My friend and I made our way to our seats in the Grand Opera House – he’d seen it before and had jumped at the chance to see it again - whilst I eyed the set. ‘The set is full of what look like very hittable things’, I wrote knowingly in my notepad. And then the show began, and I gradually forgot to write things down. From the first scene, which starts slowly and then builds, one could discern the mood of the show. One guy comes on stage, idly sweeping and desultorily marking out a rhythm with his broom. He is joined by someone else with a broom, and then someone else, and someone else, until the stage is filled with sweepers, each creating their own rhythm that ties in perfectly with the whole. And the result is not a cacophony, but an electric sound that somehow keeps you on the edge of your seat as you wait for the unused beats, for the drop, for the sudden change in note, for the final, exultant clash. The tempo at which the performers move is incredible: it is a tightly choreographed dance show that creates something new and inventive with each scene, from the most basic starting points. The objects that they create scenes out of include huge metal sinks (complete with marigolds) hanging from around their necks, basketballs, a bin bag full of rubbish including polystyrene cups, plastic bins, mops, sand… the list is endless. And for a 100 minute show without a narrative or any speaking, they need to be inventive to keep the audience’s attention.


©Stomp
The show was very slick in that the different choreographies rolled right into one another, and often incorporated a clean-up from the previous scene’s mess. I would have liked to have seen different characters portrayed with each scene, but instead the audience learned early on which member of the cast would forever play the clown for audience laughs, which guy was the leader of the group and was used as the audience mediator, and which guy was the ‘fit one’ of the group who could impress with his break-dancing skills. The development of character early on was a device that held the show together with a kind of linearity, but it meant that it seemed halfway to becoming a narrative without actually going the extra mile to do so. Aural humour was plentiful, as one would imagine, but the lack of speech in the show meant that the cast relied too much on slapstick and innuendo to provoke laughs. A scene with long rubber tubes as the instrument was obviously bookended by penis humour, in an infantile episode of tube-length comparison. I felt that some of the ‘comedic’ scenes were predictable and overworn, often resulting in my rolling my eyes rather than laughing, and this detracted from – on the other end of the scale – the clever and original choreography.

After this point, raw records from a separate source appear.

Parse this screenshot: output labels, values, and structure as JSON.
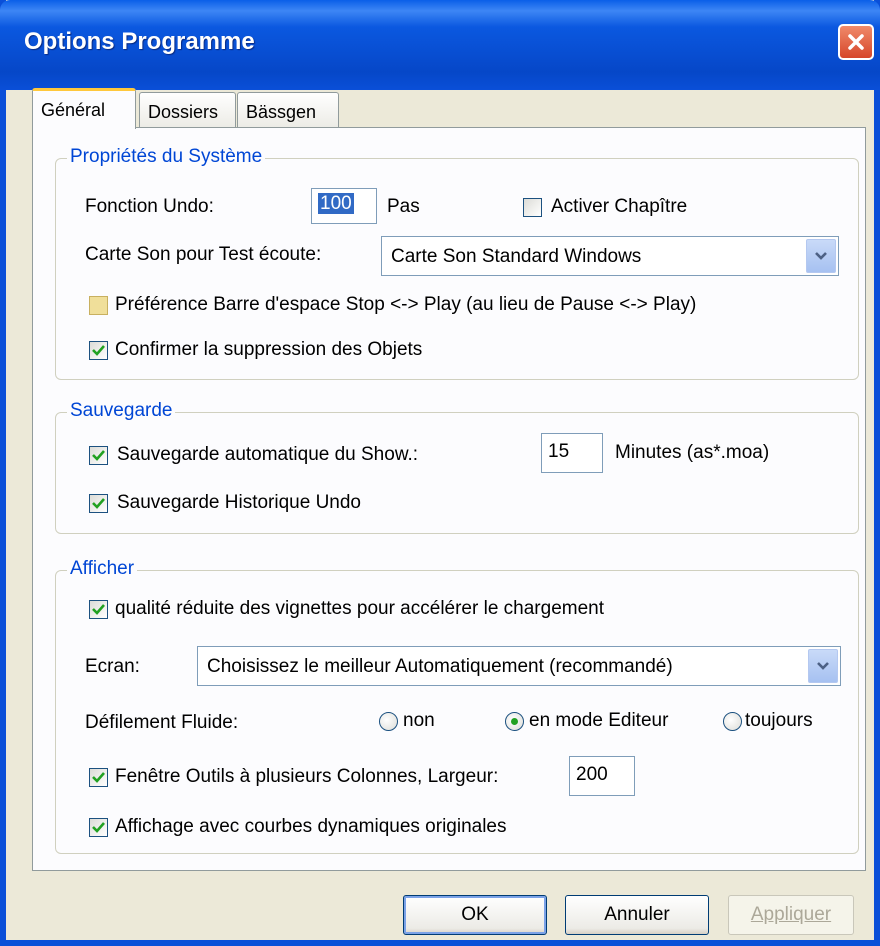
{
  "window": {
    "title": "Options Programme"
  },
  "tabs": [
    {
      "label": "Général",
      "active": true
    },
    {
      "label": "Dossiers",
      "active": false
    },
    {
      "label": "Bässgen",
      "active": false
    }
  ],
  "system": {
    "legend": "Propriétés du Système",
    "undo_label": "Fonction Undo:",
    "undo_value": "100",
    "undo_unit": "Pas",
    "chapter_label": "Activer Chapître",
    "chapter_checked": false,
    "sound_label": "Carte Son pour Test écoute:",
    "sound_value": "Carte Son Standard Windows",
    "spacebar_label": "Préférence Barre d'espace Stop <-> Play (au lieu de Pause <-> Play)",
    "spacebar_checked": false,
    "confirm_label": "Confirmer la suppression des Objets",
    "confirm_checked": true
  },
  "backup": {
    "legend": "Sauvegarde",
    "auto_label": "Sauvegarde automatique du Show.:",
    "auto_checked": true,
    "auto_value": "15",
    "auto_unit": "Minutes (as*.moa)",
    "history_label": "Sauvegarde Historique Undo",
    "history_checked": true
  },
  "display": {
    "legend": "Afficher",
    "thumb_label": "qualité réduite des vignettes pour accélérer le chargement",
    "thumb_checked": true,
    "screen_label": "Ecran:",
    "screen_value": "Choisissez le meilleur Automatiquement (recommandé)",
    "scroll_label": "Défilement Fluide:",
    "scroll_options": [
      {
        "label": "non",
        "selected": false
      },
      {
        "label": "en mode Editeur",
        "selected": true
      },
      {
        "label": "toujours",
        "selected": false
      }
    ],
    "tools_label": "Fenêtre Outils à plusieurs Colonnes, Largeur:",
    "tools_checked": true,
    "tools_value": "200",
    "curves_label": "Affichage avec courbes dynamiques originales",
    "curves_checked": true
  },
  "buttons": {
    "ok": "OK",
    "cancel": "Annuler",
    "apply": "Appliquer"
  },
  "colors": {
    "titlebar": "#0a4fd8",
    "legend": "#0046d5",
    "check": "#21a121",
    "close": "#d6462a"
  }
}
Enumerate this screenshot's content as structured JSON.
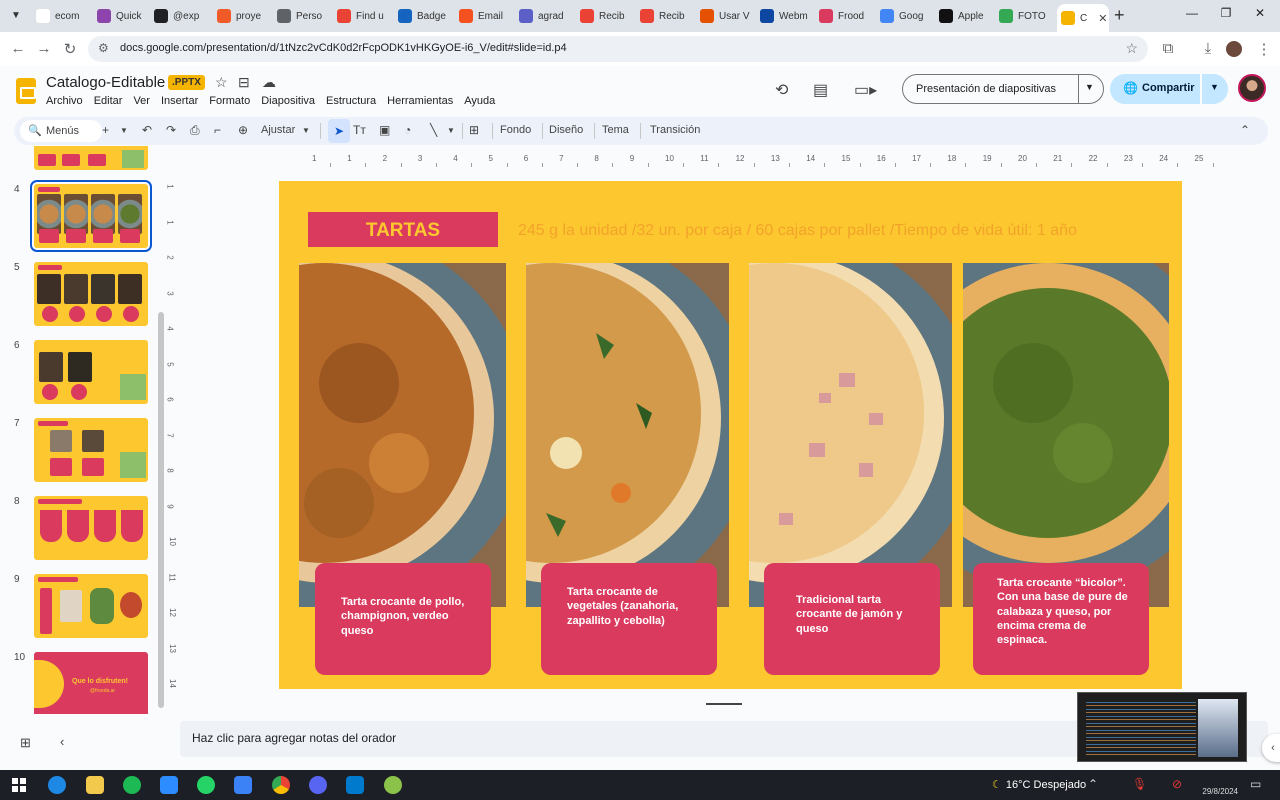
{
  "browser": {
    "tabs": [
      {
        "label": "ecom",
        "color": "#ffffff"
      },
      {
        "label": "Quick",
        "color": "#8e44ad"
      },
      {
        "label": "@exp",
        "color": "#202124"
      },
      {
        "label": "proye",
        "color": "#f05a28"
      },
      {
        "label": "Perso",
        "color": "#5f6368"
      },
      {
        "label": "Find u",
        "color": "#ea4335"
      },
      {
        "label": "Badge",
        "color": "#1565c0"
      },
      {
        "label": "Email",
        "color": "#f4511e"
      },
      {
        "label": "agrad",
        "color": "#5b5fc7"
      },
      {
        "label": "Recib",
        "color": "#ea4335"
      },
      {
        "label": "Recib",
        "color": "#ea4335"
      },
      {
        "label": "Usar V",
        "color": "#e65100"
      },
      {
        "label": "Webm",
        "color": "#0d47a1"
      },
      {
        "label": "Frood",
        "color": "#d93a5e"
      },
      {
        "label": "Goog",
        "color": "#4285f4"
      },
      {
        "label": "Apple",
        "color": "#111111"
      },
      {
        "label": "FOTO",
        "color": "#34a853"
      },
      {
        "label": "C",
        "color": "#f4b400"
      }
    ],
    "url": "docs.google.com/presentation/d/1tNzc2vCdK0d2rFcpODK1vHKGyOE-i6_V/edit#slide=id.p4"
  },
  "doc": {
    "title": "Catalogo-Editable",
    "badge": ".PPTX",
    "menu": [
      "Archivo",
      "Editar",
      "Ver",
      "Insertar",
      "Formato",
      "Diapositiva",
      "Estructura",
      "Herramientas",
      "Ayuda"
    ],
    "present_label": "Presentación de diapositivas",
    "share_label": "Compartir"
  },
  "toolbar": {
    "search_label": "Menús",
    "zoom_label": "Ajustar",
    "background": "Fondo",
    "layout": "Diseño",
    "theme": "Tema",
    "transition": "Transición"
  },
  "filmstrip": {
    "slides": [
      "4",
      "5",
      "6",
      "7",
      "8",
      "9",
      "10"
    ],
    "slide10_text": "Que lo disfruten!",
    "slide10_sub": "@frooda.ar"
  },
  "ruler": {
    "h": [
      "1",
      "1",
      "2",
      "3",
      "4",
      "5",
      "6",
      "7",
      "8",
      "9",
      "10",
      "11",
      "12",
      "13",
      "14",
      "15",
      "16",
      "17",
      "18",
      "19",
      "20",
      "21",
      "22",
      "23",
      "24",
      "25"
    ],
    "v": [
      "1",
      "1",
      "2",
      "3",
      "4",
      "5",
      "6",
      "7",
      "8",
      "9",
      "10",
      "11",
      "12",
      "13",
      "14"
    ]
  },
  "slide": {
    "heading": "TARTAS",
    "subtitle": "245 g la unidad /32 un. por caja / 60 cajas por pallet /Tiempo de vida útil: 1 año",
    "cards": [
      "Tarta crocante de pollo, champignon, verdeo queso",
      "Tarta crocante de vegetales (zanahoria, zapallito y cebolla)",
      "Tradicional tarta crocante de jamón y queso",
      "Tarta crocante “bicolor”. Con una base de pure de calabaza y queso, por encima crema de espinaca."
    ]
  },
  "notes": {
    "placeholder": "Haz clic para agregar notas del orador"
  },
  "taskbar": {
    "weather": "16°C Despejado",
    "date": "29/8/2024"
  },
  "colors": {
    "slide_bg": "#fdc82f",
    "accent_pink": "#d93a5e",
    "subtitle_orange": "#f2a32a"
  }
}
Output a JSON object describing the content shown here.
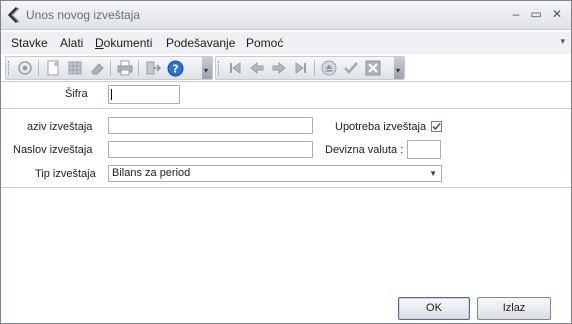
{
  "window": {
    "title": "Unos novog izveštaja",
    "minimize_glyph": "–",
    "maximize_glyph": "▭",
    "close_glyph": "✕"
  },
  "menu": {
    "items": [
      "Stavke",
      "Alati",
      "Dokumenti",
      "Podešavanje",
      "Pomoć"
    ],
    "overflow_glyph": "▾"
  },
  "toolbar1": {
    "icons": [
      "refresh-icon",
      "new-document-icon",
      "grid-icon",
      "eraser-icon",
      "print-icon",
      "exit-icon",
      "help-icon"
    ]
  },
  "toolbar2": {
    "icons": [
      "first-icon",
      "previous-icon",
      "next-icon",
      "last-icon",
      "eject-icon",
      "check-icon",
      "cancel-icon"
    ]
  },
  "form": {
    "sifra_label": "Šifra",
    "sifra_value": "",
    "naziv_label": "aziv izveštaja",
    "naziv_value": "",
    "upotreba_label": "Upotreba izveštaja",
    "upotreba_checked": true,
    "naslov_label": "Naslov izveštaja",
    "naslov_value": "",
    "devizna_label": "Devizna valuta :",
    "devizna_value": "",
    "tip_label": "Tip izveštaja",
    "tip_value": "Bilans za period"
  },
  "buttons": {
    "ok": "OK",
    "cancel": "Izlaz"
  },
  "colors": {
    "accent": "#2f5aa8",
    "help_icon": "#2f6fd0",
    "disabled_icon": "#9aa0aa"
  }
}
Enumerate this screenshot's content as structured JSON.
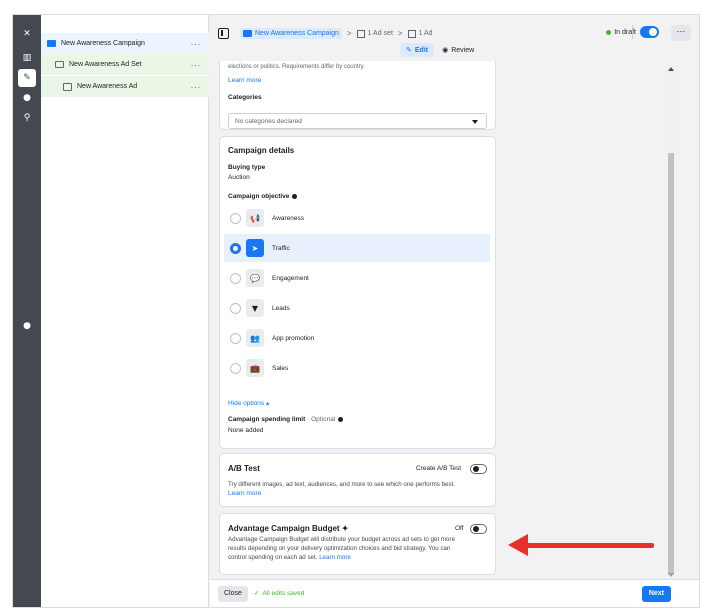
{
  "rail": {
    "icons": [
      "close-icon",
      "chart-icon",
      "pencil-icon",
      "clock-icon",
      "search-icon",
      "info-icon"
    ]
  },
  "tree": {
    "campaign": "New Awareness Campaign",
    "adset": "New Awareness Ad Set",
    "ad": "New Awareness Ad",
    "more": "···"
  },
  "header": {
    "crumb_campaign": "New Awareness Campaign",
    "crumb_adset": "1 Ad set",
    "crumb_ad": "1 Ad",
    "separator": ">",
    "edit": "Edit",
    "review": "Review",
    "status": "In draft",
    "more": "···"
  },
  "categories_card": {
    "cut_text": "elections or politics. Requirements differ by country.",
    "learn_more": "Learn more",
    "label": "Categories",
    "select_value": "No categories declared"
  },
  "campaign_details": {
    "title": "Campaign details",
    "buying_type_label": "Buying type",
    "buying_type_value": "Auction",
    "objective_label": "Campaign objective",
    "objectives": [
      {
        "label": "Awareness",
        "icon": "megaphone-icon",
        "glyph": "📢"
      },
      {
        "label": "Traffic",
        "icon": "cursor-icon",
        "glyph": "➤"
      },
      {
        "label": "Engagement",
        "icon": "chat-bubbles-icon",
        "glyph": "💬"
      },
      {
        "label": "Leads",
        "icon": "funnel-icon",
        "glyph": "▼"
      },
      {
        "label": "App promotion",
        "icon": "people-icon",
        "glyph": "👥"
      },
      {
        "label": "Sales",
        "icon": "briefcase-icon",
        "glyph": "💼"
      }
    ],
    "selected_objective": "Traffic",
    "hide_options": "Hide options ▴",
    "spending_limit_label": "Campaign spending limit",
    "spending_limit_optional": " · Optional",
    "spending_limit_value": "None added"
  },
  "ab_test": {
    "title": "A/B Test",
    "toggle_label": "Create A/B Test",
    "desc": "Try different images, ad text, audiences, and more to see which one performs best.",
    "learn_more": "Learn more"
  },
  "advantage": {
    "title": "Advantage Campaign Budget ✦",
    "toggle_state": "Off",
    "desc": "Advantage Campaign Budget will distribute your budget across ad sets to get more results depending on your delivery optimization choices and bid strategy. You can control spending on each ad set.",
    "learn_more": "Learn more"
  },
  "footer": {
    "close": "Close",
    "saved": "All edits saved",
    "next": "Next"
  },
  "colors": {
    "accent": "#1877f2",
    "arrow": "#e8302b",
    "saved_green": "#42b72a"
  }
}
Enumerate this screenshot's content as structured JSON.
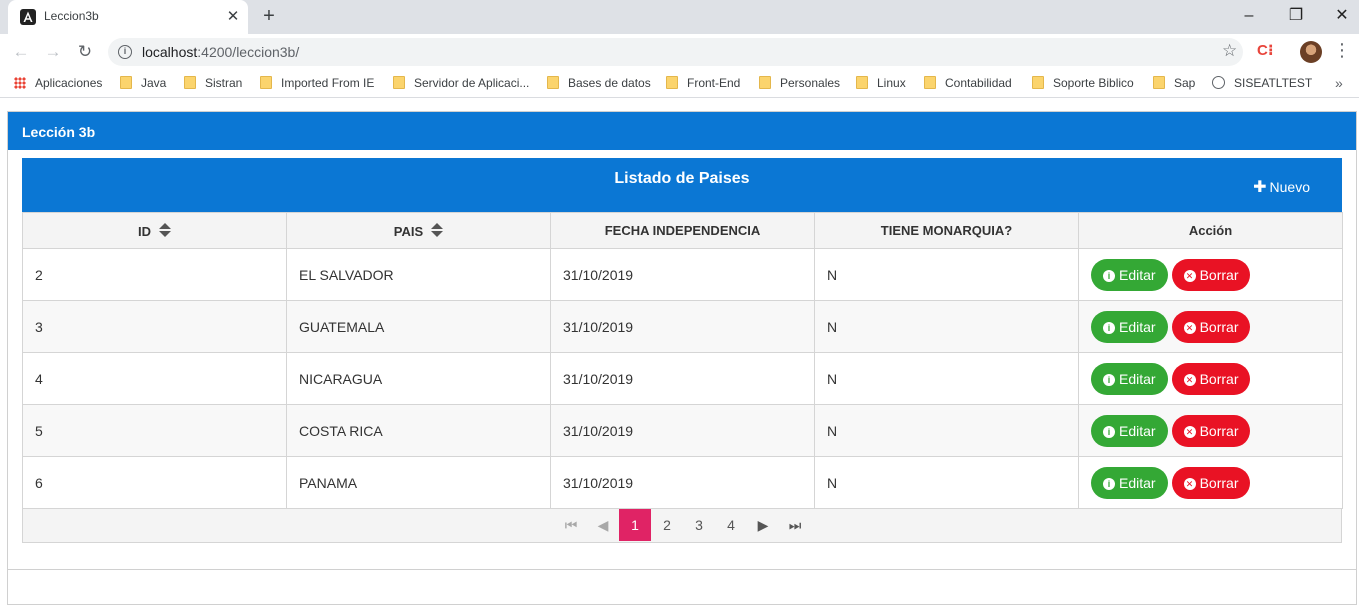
{
  "browser": {
    "tab_title": "Leccion3b",
    "url_host": "localhost",
    "url_path": ":4200/leccion3b/",
    "ext_label": "C⁝",
    "bookmarks": [
      "Aplicaciones",
      "Java",
      "Sistran",
      "Imported From IE",
      "Servidor de Aplicaci...",
      "Bases de datos",
      "Front-End",
      "Personales",
      "Linux",
      "Contabilidad",
      "Soporte Biblico",
      "Sap",
      "SISEATLTEST"
    ]
  },
  "card": {
    "title": "Lección 3b"
  },
  "table": {
    "caption": "Listado de Paises",
    "new_label": "Nuevo",
    "headers": {
      "id": "ID",
      "pais": "PAIS",
      "fecha": "FECHA INDEPENDENCIA",
      "monarquia": "TIENE MONARQUIA?",
      "accion": "Acción"
    },
    "edit_label": "Editar",
    "delete_label": "Borrar",
    "rows": [
      {
        "id": "2",
        "pais": "EL SALVADOR",
        "fecha": "31/10/2019",
        "monarquia": "N"
      },
      {
        "id": "3",
        "pais": "GUATEMALA",
        "fecha": "31/10/2019",
        "monarquia": "N"
      },
      {
        "id": "4",
        "pais": "NICARAGUA",
        "fecha": "31/10/2019",
        "monarquia": "N"
      },
      {
        "id": "5",
        "pais": "COSTA RICA",
        "fecha": "31/10/2019",
        "monarquia": "N"
      },
      {
        "id": "6",
        "pais": "PANAMA",
        "fecha": "31/10/2019",
        "monarquia": "N"
      }
    ]
  },
  "paginator": {
    "pages": [
      "1",
      "2",
      "3",
      "4"
    ],
    "current": "1"
  },
  "colors": {
    "primary": "#0b77d4",
    "edit": "#34a835",
    "delete": "#e91224",
    "page_active": "#e02365"
  }
}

The choreography is stunning, the rhythmic melodies created sound faultless (to an untrained ear, at least), and the overall visual effect is very impressive. The aesthetic of the show is one of urban decay: the set is comprised of scratched street signs, old bins and saucepans and other aforementioned hittable things, all with a rubbish-tip air to them. The costumes are grey-hued, perhaps slightly ripped, and covered in paint. Everyone looks like a cooler, younger and probably more percussively talented version of the builder that your mum hired to paint the kitchen.

Although I felt that the lack of a narrative really was a lack (and needn’t have been), Stomp was a show that just oozed with talent, and some really spectacular scenes of physical skill. It will be at the Grand Opera House until the 24th March, and you can book tickets here. And now, please excuse me, while I go and annoy my housemates by bashing the crockery.